I recently was building some nested master pages in ASP.NET. Somehow I had managed to get one of these magical little characters into my source. I’m not sure how as all I had was the most simple of pages.
It looked like this:
<%@ Master Language="C#" MasterPageFile="~/Site.Master"
AutoEventWireup="true" CodeBehind="NestedMasterPage1.master.cs"
Inherits="WebApplication1.NestedMasterPage1" %>
<asp:Content ContentPlaceHolderID="MainContent" runat="server">
spot the typo
</asp:Content>
You can immediately see the problem, right?
Run the app and get a beautiful YSOD:
15 minutes later and I am near to tears. But then… Open the file in a binary editor.
OD OA are the usual /r/n characters.
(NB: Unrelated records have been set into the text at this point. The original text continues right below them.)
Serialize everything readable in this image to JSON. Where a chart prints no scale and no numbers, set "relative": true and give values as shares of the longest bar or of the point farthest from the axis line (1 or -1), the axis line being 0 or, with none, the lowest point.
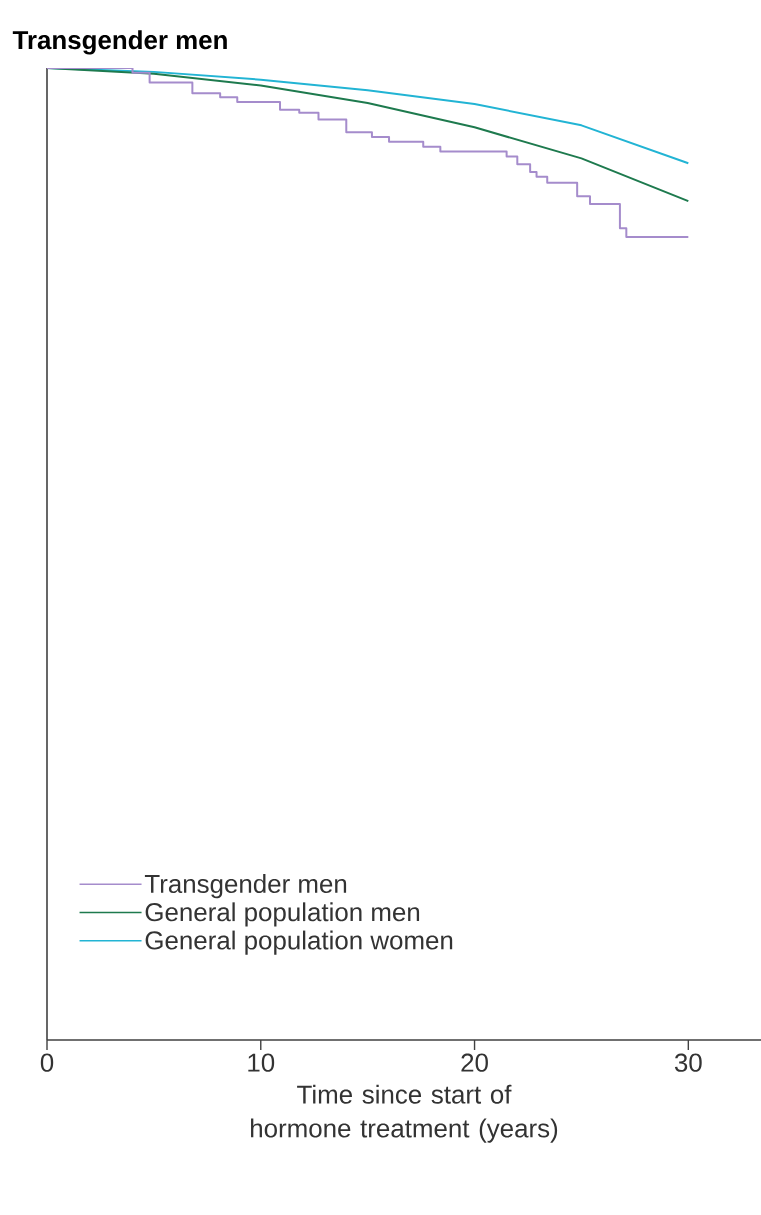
{
  "chart_data": {
    "type": "line",
    "title": "Transgender men",
    "xlabel": "Time since start of hormone treatment (years)",
    "relative": true,
    "xlim": [
      0,
      33.4
    ],
    "xticks": [
      0,
      10,
      20,
      30
    ],
    "legend": "bottom left",
    "series": [
      {
        "name": "Transgender men",
        "type": "step",
        "color": "#a58ccc",
        "x": [
          0,
          4.0,
          4.8,
          6.8,
          8.1,
          8.9,
          10.9,
          11.8,
          12.7,
          14.0,
          15.2,
          16.0,
          17.6,
          18.4,
          21.5,
          22.0,
          22.6,
          22.9,
          23.4,
          24.8,
          25.4,
          26.8,
          27.1,
          30.0
        ],
        "values": [
          1.0,
          0.995,
          0.985,
          0.974,
          0.97,
          0.965,
          0.957,
          0.954,
          0.947,
          0.934,
          0.929,
          0.924,
          0.919,
          0.914,
          0.909,
          0.901,
          0.893,
          0.888,
          0.882,
          0.868,
          0.86,
          0.835,
          0.826,
          0.826
        ]
      },
      {
        "name": "General population men",
        "color": "#1e7a4e",
        "x": [
          0,
          5,
          10,
          15,
          20,
          25,
          30
        ],
        "values": [
          1.0,
          0.994,
          0.982,
          0.964,
          0.939,
          0.907,
          0.863
        ]
      },
      {
        "name": "General population women",
        "color": "#22b4d4",
        "x": [
          0,
          5,
          10,
          15,
          20,
          25,
          30
        ],
        "values": [
          1.0,
          0.996,
          0.988,
          0.977,
          0.963,
          0.941,
          0.902
        ]
      }
    ]
  }
}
The E2 80 8B at the end is the culprit. Delete these and all is well.
Where did they come from? I don't know. Where did they go? To silicon heaven.
What's worse is I have seen this bug, or one very like it, many years ago. The guy sitting next to me had similar issues (he swore a lot), and eventually he wrote a small app to inspect the hex values of the source (it was back in Visual InterDev days, not sure if there was a binary editor built in back then, but anyways).